Qualified projects include:
·         Capital expenditures incurred for purposes of:
o    Reducing energy consumption in publicly-owned buildings by at least 20 percent;
o    Implementing green communities programs;
o    Rural development involving the production of electricity from renewable energy resources; or
o    Improving qualified facilities, including for example, solar, wind, geothermal and biomass facilities.
·         Expenditures with respect to research facilities and research grants to support research in:
o    Development of cellulosic ethanol or other non-fossil fuels;
o    Technologies for the capture and sequestration of carbon dioxide produced by fossil fuels;
o    Increased efficiency of existing technologies for producing non-fossil fuels;
o    Automobile battery technologies and other technologies to reduce fossil fuel consumption related to transportation; or
o    Technologies to reduce energy use in buildings.
·         Implementing mass commuting and related facilities that reduce energy consumption and pollution.
·         Demonstration projects designed to promote the commercialization of:
o    Green building technology;
o    Conversion of agricultural waste to fuel;
o    Advanced battery manufacturing technologies;
o    Technologies to reduce peak use of electricity; or
o    Technologies for the capture and sequestration of carbon dioxide emitted from combusting fossil fuels in order to produce electricity.
·         Launching public education campaigns to promote energy efficiency.
 
Refer to the summary of QECB Oregon volume cap, which itemizes the allocation of QECB volume cap by jurisdiction.
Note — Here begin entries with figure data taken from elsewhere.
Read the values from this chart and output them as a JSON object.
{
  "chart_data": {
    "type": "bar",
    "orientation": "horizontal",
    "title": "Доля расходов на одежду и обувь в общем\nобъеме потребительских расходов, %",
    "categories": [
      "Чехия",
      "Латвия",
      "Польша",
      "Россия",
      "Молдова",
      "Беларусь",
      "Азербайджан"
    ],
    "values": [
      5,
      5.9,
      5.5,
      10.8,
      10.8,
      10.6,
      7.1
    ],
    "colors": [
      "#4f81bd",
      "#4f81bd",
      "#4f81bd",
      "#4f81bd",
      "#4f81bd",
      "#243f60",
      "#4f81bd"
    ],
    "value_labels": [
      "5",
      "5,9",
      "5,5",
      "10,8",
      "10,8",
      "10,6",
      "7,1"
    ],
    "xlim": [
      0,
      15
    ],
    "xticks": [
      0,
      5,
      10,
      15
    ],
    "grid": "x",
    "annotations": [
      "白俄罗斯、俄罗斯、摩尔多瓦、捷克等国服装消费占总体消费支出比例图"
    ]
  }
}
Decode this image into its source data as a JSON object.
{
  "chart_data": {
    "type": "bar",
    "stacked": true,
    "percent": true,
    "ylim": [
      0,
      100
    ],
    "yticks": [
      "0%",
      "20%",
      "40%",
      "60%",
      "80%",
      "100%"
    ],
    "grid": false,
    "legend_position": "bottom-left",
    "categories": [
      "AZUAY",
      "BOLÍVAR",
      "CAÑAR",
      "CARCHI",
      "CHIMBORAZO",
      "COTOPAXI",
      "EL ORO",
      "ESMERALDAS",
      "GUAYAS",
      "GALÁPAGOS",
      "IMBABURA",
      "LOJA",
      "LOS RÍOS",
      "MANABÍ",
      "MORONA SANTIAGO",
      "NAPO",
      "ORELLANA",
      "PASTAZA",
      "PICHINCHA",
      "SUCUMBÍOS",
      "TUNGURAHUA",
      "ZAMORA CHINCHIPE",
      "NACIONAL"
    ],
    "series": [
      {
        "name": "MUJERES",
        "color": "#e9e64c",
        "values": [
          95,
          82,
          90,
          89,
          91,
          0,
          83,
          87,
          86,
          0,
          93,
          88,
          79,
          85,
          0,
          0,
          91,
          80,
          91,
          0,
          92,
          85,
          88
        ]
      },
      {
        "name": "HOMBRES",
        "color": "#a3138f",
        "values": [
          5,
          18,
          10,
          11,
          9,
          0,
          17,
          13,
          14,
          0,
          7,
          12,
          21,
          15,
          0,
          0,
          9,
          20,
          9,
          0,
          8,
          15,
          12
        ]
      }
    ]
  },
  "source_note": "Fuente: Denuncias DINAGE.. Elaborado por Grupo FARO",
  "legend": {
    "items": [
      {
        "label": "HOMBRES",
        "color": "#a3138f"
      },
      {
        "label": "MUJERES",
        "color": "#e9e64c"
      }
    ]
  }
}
At least 70 percent of the QECB authority must be used for government projects and no more than 30 percent may be used for private activity projects. If a local government is not able to, or chooses not to use its original allocation, or to offer it to another issuer within its jurisdiction, the authority may be reallocated to the state. There are reasons why the large local government would not be able to issue QECBs or designate another issuer within the jurisdiction to issue from the original allocation. Some possible reasons include:
o    Original allocation too small for a cost effective bond issuance;
o    Difficulty of finding a tax credit investor;
o    Insufficient debt capacity to issue bonds; or
o    Lack of qualified projects within the jurisdiction.
 
In such cases, original allocations may be voluntarily reallocated to the state so that other issuers may benefit from the capacity. A local government that knows it will not be using its original allocation may affirmatively waive/reallocate the volume cap to the state by adopting a resolution of the governing body, and filing the Notice of Intent to Waive/Reallocate Qualified Energy Conservation Bonds Capacity with the form properly signed by the appropriate official.